A young British man was murdered. He died cuffed and begging for his life, alone in the street.
To weaponise his death, so vindictively, in order to make a viciously deceitful graphic attacking a political opponent is low.
I am not in the same party as Kemi Badenoch. In fact, we are competing for votes in Makerfield. I disagree with her on a great many number of policies.
I would never manipulate the death of an innocent young man to score petty party political points, especially using such blatant lies.
It’s just not how we conduct ourselves in Britain.
Principles still matter, or at least they should.
However, even pointing out this reality and the actual context of the comments seems to be ineffective for devout white supremacist Reform followers. Of course, none of this means that Lowe actually cares about Henry Nowak, police violence, or how Badenoch interpreted.

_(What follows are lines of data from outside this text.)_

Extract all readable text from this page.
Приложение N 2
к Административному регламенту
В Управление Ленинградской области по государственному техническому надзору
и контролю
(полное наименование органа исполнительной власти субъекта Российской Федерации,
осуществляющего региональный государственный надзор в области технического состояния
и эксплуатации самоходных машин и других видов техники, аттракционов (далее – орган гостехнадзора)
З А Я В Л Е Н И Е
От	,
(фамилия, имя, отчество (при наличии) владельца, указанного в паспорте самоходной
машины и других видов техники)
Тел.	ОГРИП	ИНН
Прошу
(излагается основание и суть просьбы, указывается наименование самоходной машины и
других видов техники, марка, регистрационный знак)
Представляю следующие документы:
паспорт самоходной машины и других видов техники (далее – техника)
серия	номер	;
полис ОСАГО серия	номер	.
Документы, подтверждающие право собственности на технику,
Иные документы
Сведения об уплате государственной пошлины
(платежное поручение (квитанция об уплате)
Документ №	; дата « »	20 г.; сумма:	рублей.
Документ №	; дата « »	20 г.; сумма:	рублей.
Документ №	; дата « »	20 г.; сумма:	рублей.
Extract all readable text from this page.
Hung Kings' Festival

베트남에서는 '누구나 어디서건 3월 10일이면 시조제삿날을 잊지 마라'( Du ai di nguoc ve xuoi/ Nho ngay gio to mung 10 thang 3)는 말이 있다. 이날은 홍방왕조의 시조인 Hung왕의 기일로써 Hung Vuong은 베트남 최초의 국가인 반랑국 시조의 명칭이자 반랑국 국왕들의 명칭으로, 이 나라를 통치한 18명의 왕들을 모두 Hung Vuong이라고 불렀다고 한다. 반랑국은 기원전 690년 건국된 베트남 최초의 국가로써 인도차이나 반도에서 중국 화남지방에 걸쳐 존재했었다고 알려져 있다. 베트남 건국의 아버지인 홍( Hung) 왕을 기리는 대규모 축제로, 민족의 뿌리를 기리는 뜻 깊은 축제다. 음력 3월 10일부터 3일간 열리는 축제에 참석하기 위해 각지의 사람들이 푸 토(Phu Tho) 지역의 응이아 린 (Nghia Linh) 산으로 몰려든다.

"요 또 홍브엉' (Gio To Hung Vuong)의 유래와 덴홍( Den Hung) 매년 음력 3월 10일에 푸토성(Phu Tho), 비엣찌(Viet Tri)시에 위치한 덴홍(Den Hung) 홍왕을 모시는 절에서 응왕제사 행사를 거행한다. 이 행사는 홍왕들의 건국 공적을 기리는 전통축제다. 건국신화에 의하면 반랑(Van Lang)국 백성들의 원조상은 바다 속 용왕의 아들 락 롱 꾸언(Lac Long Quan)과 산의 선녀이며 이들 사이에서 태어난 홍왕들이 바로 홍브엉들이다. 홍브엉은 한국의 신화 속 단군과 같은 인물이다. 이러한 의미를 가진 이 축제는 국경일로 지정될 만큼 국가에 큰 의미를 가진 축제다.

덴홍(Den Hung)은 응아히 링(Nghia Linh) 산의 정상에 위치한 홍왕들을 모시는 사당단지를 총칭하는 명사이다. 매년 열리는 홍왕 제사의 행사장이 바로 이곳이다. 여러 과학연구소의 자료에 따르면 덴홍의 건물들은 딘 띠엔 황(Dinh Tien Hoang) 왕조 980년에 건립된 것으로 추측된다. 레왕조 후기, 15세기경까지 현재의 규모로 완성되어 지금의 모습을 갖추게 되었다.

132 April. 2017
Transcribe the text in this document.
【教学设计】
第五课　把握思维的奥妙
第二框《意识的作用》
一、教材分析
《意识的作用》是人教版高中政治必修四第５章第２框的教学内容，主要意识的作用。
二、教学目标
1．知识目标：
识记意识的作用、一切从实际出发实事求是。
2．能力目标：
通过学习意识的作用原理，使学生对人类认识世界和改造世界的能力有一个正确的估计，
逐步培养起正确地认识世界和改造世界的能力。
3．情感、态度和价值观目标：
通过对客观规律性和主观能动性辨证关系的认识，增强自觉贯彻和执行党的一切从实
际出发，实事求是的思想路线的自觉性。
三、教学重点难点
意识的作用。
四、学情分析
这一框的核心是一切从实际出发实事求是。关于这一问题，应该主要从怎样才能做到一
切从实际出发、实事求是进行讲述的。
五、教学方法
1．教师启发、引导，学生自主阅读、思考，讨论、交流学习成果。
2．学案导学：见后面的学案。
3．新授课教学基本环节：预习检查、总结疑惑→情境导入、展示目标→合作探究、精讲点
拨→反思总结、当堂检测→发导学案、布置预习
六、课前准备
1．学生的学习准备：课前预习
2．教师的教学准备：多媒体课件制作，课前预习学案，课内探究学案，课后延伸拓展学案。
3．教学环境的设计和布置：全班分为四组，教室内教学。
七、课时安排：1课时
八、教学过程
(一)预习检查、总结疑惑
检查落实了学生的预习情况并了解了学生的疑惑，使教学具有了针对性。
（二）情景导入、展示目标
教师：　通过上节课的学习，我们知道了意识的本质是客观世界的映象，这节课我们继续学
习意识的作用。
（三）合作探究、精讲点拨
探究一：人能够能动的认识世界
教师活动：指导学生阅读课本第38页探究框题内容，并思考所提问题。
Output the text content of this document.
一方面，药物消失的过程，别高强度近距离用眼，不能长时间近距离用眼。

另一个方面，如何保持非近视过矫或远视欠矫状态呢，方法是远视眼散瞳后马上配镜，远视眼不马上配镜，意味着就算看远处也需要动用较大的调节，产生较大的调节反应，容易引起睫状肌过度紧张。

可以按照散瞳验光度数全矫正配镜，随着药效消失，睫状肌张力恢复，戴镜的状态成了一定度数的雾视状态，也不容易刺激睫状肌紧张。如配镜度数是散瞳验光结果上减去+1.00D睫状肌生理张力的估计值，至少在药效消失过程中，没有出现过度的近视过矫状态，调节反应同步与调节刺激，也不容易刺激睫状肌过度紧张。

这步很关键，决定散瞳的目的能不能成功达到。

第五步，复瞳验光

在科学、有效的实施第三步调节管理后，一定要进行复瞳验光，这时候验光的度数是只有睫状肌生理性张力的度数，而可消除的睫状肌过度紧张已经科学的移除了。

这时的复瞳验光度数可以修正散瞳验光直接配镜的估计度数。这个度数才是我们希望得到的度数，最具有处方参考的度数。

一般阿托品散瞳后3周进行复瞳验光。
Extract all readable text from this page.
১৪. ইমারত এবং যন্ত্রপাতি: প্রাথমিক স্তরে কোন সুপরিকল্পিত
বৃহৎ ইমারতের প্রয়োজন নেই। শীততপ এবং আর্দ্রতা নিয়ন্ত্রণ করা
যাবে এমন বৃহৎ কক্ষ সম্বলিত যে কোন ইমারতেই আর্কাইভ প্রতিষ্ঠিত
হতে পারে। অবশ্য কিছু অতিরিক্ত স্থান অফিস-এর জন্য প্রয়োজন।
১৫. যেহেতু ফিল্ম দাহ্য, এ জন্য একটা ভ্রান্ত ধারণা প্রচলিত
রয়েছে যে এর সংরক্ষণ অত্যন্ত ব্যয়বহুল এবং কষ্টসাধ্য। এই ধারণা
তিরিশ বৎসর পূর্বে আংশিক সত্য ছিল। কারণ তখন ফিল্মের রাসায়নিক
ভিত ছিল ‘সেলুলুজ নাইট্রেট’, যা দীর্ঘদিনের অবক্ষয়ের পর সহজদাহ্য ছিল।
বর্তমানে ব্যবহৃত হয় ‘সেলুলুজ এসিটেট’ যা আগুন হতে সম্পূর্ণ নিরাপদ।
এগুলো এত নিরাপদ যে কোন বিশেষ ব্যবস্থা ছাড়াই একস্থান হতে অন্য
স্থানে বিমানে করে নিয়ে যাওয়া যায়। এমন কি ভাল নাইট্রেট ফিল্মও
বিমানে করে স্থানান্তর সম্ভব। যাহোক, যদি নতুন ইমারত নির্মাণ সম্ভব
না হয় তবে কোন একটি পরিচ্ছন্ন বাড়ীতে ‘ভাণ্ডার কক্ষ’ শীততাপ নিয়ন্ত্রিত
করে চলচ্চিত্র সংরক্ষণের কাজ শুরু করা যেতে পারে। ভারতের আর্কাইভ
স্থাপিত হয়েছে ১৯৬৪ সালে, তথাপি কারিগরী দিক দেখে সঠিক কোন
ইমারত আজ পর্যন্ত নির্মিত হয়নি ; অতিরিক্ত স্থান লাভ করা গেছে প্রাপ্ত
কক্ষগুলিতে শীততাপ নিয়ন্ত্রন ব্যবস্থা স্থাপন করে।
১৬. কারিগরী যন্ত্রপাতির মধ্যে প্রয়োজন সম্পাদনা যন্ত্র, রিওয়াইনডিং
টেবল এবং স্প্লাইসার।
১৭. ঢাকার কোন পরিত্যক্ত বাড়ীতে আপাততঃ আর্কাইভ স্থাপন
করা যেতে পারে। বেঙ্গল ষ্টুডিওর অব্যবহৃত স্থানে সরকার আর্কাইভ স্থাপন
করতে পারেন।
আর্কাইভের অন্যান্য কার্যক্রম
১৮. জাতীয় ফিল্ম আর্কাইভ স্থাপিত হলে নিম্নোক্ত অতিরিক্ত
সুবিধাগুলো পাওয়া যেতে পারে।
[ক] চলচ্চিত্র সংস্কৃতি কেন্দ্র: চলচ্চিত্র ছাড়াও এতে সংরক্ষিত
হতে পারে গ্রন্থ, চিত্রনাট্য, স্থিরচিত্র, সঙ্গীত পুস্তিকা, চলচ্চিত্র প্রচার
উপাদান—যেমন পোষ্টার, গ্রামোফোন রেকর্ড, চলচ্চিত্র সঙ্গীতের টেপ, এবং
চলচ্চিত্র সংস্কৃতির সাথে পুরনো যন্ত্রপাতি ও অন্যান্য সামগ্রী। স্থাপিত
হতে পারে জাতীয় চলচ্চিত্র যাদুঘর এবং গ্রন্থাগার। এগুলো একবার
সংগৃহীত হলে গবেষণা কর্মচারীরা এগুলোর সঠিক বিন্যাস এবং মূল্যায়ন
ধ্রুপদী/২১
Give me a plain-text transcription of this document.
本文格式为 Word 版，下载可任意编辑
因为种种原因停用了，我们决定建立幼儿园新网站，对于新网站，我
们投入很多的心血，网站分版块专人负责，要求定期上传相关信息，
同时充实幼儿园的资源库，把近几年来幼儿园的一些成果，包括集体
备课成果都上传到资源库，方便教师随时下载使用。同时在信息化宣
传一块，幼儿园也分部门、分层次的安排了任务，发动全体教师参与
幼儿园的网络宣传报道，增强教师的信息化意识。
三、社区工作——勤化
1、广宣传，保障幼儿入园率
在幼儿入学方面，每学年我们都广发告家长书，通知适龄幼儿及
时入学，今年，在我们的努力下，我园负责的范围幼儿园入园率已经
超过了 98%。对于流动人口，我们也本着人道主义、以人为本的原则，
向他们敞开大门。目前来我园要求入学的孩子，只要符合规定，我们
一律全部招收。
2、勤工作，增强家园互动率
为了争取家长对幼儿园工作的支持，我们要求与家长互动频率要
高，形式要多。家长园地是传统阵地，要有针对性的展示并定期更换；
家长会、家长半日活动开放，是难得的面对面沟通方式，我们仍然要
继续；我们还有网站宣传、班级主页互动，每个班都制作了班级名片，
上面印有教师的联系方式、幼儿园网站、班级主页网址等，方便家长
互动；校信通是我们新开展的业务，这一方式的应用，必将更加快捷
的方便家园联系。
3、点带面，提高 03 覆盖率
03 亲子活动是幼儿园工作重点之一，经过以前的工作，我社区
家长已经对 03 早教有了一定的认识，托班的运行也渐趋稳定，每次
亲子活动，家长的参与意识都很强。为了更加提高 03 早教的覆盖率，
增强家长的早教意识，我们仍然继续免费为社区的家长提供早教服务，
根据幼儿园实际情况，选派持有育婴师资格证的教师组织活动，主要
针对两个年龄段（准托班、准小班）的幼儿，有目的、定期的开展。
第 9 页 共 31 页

Anything to get one over on Nigel is the only thing that matters to Lowe.
Even so, Reform supporters were less than impressed:
Anyone who still doesn’t believe Lowe is a Tory plant never will by now https://t.co/XR3maH893d
— Anglo

(@Nawjryw) June 2, 2026
Restorers and Tory loyalists teaming up with the left and the establishment to attack Farage is so typically useless Dork Wet Right https://t.co/uH6ZhGvTCV
— Gammon Worshipper (@itaintwhiteboy) June 2, 2026
Mate, are we simping for Nigerians now? https://t.co/lT8e1rOefG — UNN (@UnityNewsNet) June 2, 2026
Stirring up racism does not end well for anyone
The tragic death of Henry Nowak is horrifying – no one can possibly deny that. But the very fact that we have divisive elite figures like Farage stirring up and inciting racism across UK society is arguably what makes these fatal misunderstandings more possible in the first place.
After all, far-right politicians contribute to an atmosphere of suspicion and racial division by repeatedly framing immigration, multiculturalism, and minority communities as threats. Over time, this rhetoric can shape public perceptions and encourage people to jump to conclusions before the facts emerge.
In the case of Henry Nowak’s death Farage chose to plummet down into the racist abyss – which has resulted in white riots, injuries, and bloodshed in Southhampton – with more unrest feeling inevitable.
All the while, Nowak’s own grieving family have requested that their son’s death not be used to stir up more division and hate.
Farage, clearly, intends to do quite the opposite.